Monday, April 6, 2015

Spiritual Weed Pulling

I don’t really like weeding.

It’s hard work and tedious. Often you sit there and start pulling, just to realize all you’ve done is pluck the tops of the weeds off, while the roots still remain deeply in the ground.

But every time I weed, I’m reminded of the spiritual correlations of weeding out sin in my heart.

I think of how much easier it is to pull the small weeds than the huge ones in the garden. But how it is also tempting to leave the “small ones” because there are so many! I’d rather just ignore them and pull the bigger, more obvious ones. It’s faster, after all.

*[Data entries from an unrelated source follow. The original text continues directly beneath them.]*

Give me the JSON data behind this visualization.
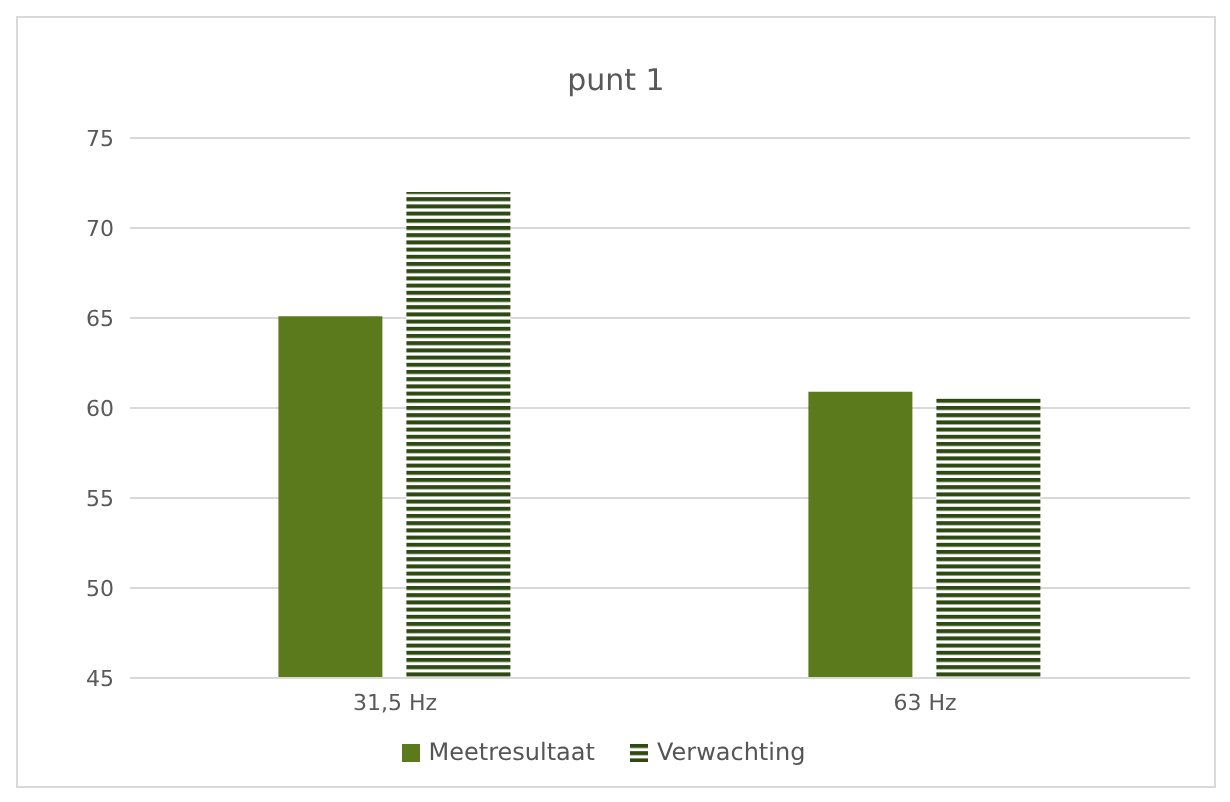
{
  "chart_data": {
    "type": "bar",
    "title": "punt 1",
    "categories": [
      "31,5 Hz",
      "63 Hz"
    ],
    "series": [
      {
        "name": "Meetresultaat",
        "color": "#5b7a1c",
        "values": [
          65.1,
          60.9
        ]
      },
      {
        "name": "Verwachting",
        "color": "#2e4a12",
        "values": [
          72.0,
          60.6
        ]
      }
    ],
    "ylim": [
      45,
      75
    ],
    "yticks": [
      45,
      50,
      55,
      60,
      65,
      70,
      75
    ],
    "grid": "y",
    "legend": "bottom"
  }
}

I think God gives us this vivid picture for a reason. There are spiritual analogies in weed pulling that need to be continually on the forefronts of our minds. Hebrews 12:15 exhorts us to see that “…no ‘root of bitterness’ springs up and causes trouble, and by it many become defiled.”

Don’t you find it interesting that God links bitterness with roots? Roots aren’t visible, but they are often strong—especially of the weed variety. And if we let something like bitterness take root, the ugly fruit will start to spurt out in our lives. Lashing out, criticizing, withdrawing, or other sinful responses will begin to wreak havoc. I know how quickly the root of bitterness can spring up in my life. It’s not pretty, and digging it out is certainly not fun.

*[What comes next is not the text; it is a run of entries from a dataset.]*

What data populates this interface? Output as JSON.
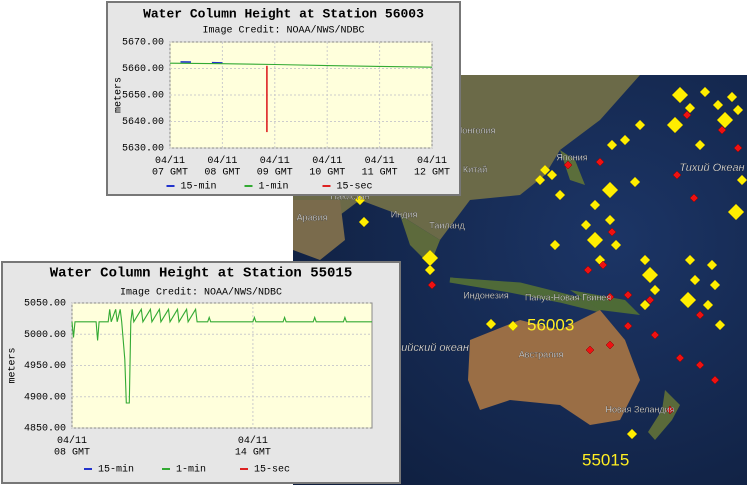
{
  "chart_data": [
    {
      "type": "line",
      "title": "Water Column Height at Station 56003",
      "subtitle": "Image Credit: NOAA/NWS/NDBC",
      "ylabel": "meters",
      "xlim": [
        7,
        12
      ],
      "xticks": [
        {
          "value": 7,
          "label": "04/11\n07 GMT"
        },
        {
          "value": 8,
          "label": "04/11\n08 GMT"
        },
        {
          "value": 9,
          "label": "04/11\n09 GMT"
        },
        {
          "value": 10,
          "label": "04/11\n10 GMT"
        },
        {
          "value": 11,
          "label": "04/11\n11 GMT"
        },
        {
          "value": 12,
          "label": "04/11\n12 GMT"
        }
      ],
      "ylim": [
        5630,
        5670
      ],
      "yticks": [
        {
          "value": 5630,
          "label": "5630.00"
        },
        {
          "value": 5640,
          "label": "5640.00"
        },
        {
          "value": 5650,
          "label": "5650.00"
        },
        {
          "value": 5660,
          "label": "5660.00"
        },
        {
          "value": 5670,
          "label": "5670.00"
        }
      ],
      "grid": true,
      "series": [
        {
          "name": "15-min",
          "color": "#2233cc",
          "x": [
            7.2,
            7.4,
            7.6,
            7.8,
            8.0
          ],
          "values": [
            5662.5,
            5662.4,
            null,
            5662.2,
            5662.1
          ]
        },
        {
          "name": "1-min",
          "color": "#33aa33",
          "x": [
            7,
            8,
            9,
            10,
            11,
            12
          ],
          "values": [
            5662,
            5661.8,
            5661.5,
            5661.1,
            5660.8,
            5660.5
          ]
        },
        {
          "name": "15-sec",
          "color": "#dd2222",
          "x": [
            8.85,
            8.85
          ],
          "values": [
            5661,
            5636
          ]
        }
      ]
    },
    {
      "type": "line",
      "title": "Water Column Height at Station 55015",
      "subtitle": "Image Credit: NOAA/NWS/NDBC",
      "ylabel": "meters",
      "xlim": [
        8,
        17.95
      ],
      "xticks": [
        {
          "value": 8,
          "label": "04/11\n08 GMT"
        },
        {
          "value": 14,
          "label": "04/11\n14 GMT"
        }
      ],
      "ylim": [
        4850,
        5050
      ],
      "yticks": [
        {
          "value": 4850,
          "label": "4850.00"
        },
        {
          "value": 4900,
          "label": "4900.00"
        },
        {
          "value": 4950,
          "label": "4950.00"
        },
        {
          "value": 5000,
          "label": "5000.00"
        },
        {
          "value": 5050,
          "label": "5050.00"
        }
      ],
      "grid": true,
      "series": [
        {
          "name": "15-min",
          "color": "#2233cc",
          "x": [],
          "values": []
        },
        {
          "name": "1-min",
          "color": "#33aa33",
          "x": [
            8.0,
            8.05,
            8.1,
            8.8,
            8.85,
            8.9,
            9.2,
            9.25,
            9.3,
            9.45,
            9.5,
            9.6,
            9.65,
            9.75,
            9.8,
            9.9,
            9.95,
            10.0,
            10.05,
            10.3,
            10.35,
            10.6,
            10.65,
            10.9,
            10.95,
            11.2,
            11.25,
            11.5,
            11.55,
            11.8,
            11.85,
            12.1,
            12.15,
            12.5,
            12.55,
            12.6,
            14.0,
            14.05,
            14.1,
            15.0,
            15.05,
            15.1,
            16.0,
            16.05,
            16.1,
            17.0,
            17.05,
            17.1,
            17.95
          ],
          "values": [
            5020,
            4995,
            5020,
            5020,
            4990,
            5020,
            5020,
            5040,
            5020,
            5040,
            5020,
            5040,
            5020,
            4960,
            4890,
            4890,
            5020,
            5040,
            5020,
            5040,
            5020,
            5040,
            5020,
            5040,
            5020,
            5040,
            5020,
            5040,
            5020,
            5040,
            5020,
            5040,
            5020,
            5020,
            5027,
            5020,
            5020,
            5027,
            5020,
            5020,
            5027,
            5020,
            5020,
            5027,
            5020,
            5020,
            5027,
            5020,
            5020
          ]
        },
        {
          "name": "15-sec",
          "color": "#dd2222",
          "x": [],
          "values": []
        }
      ]
    }
  ],
  "map": {
    "labels": [
      "Монголия",
      "Китай",
      "Япония",
      "Пакистан",
      "Аравия",
      "Индия",
      "Таиланд",
      "Индонезия",
      "Папуа-Новая Гвинея",
      "Австралия",
      "Новая Зеландия",
      "Тихий Океан",
      "дийский океан"
    ],
    "stations": [
      "56003",
      "55015"
    ]
  }
}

But the consequences of failing to weed out the sin in our hearts are more devastating. Letting the weeds take root only results in more problems in our relationship with God and others, and overruns the good fruit, just as weeds, in time, overrun and steal the nutrients of the plants in a garden.

Thorough weeding takes time. And so does spiritual weeding. It includes being suspicious of my own motives and actions. It means not being content with “weed wacking”, but actually digging to get to the roots. Weeding out sin is not a moralistic "stop this and do that" type of response. It involves recognizing our weakness and depending on God to produce the needed change in our hearts.

With the cross before us, we must see the urgency to fight the sin that so easily entangles (Heb. 12:1), and look to Jesus. Rooting out sin won’t be enough if it's not replaced with real fruit. And we can’t produce fruit. Only God can do that work. It is only through abiding in Him that we can bear much fruit (Jn 15:5).

So let us take seriously our responsibility in spiritual weeding, and by the grace of God, carefully cultivate our relationship with Him and allow Him to prune us and produce the fruit needed in our lives.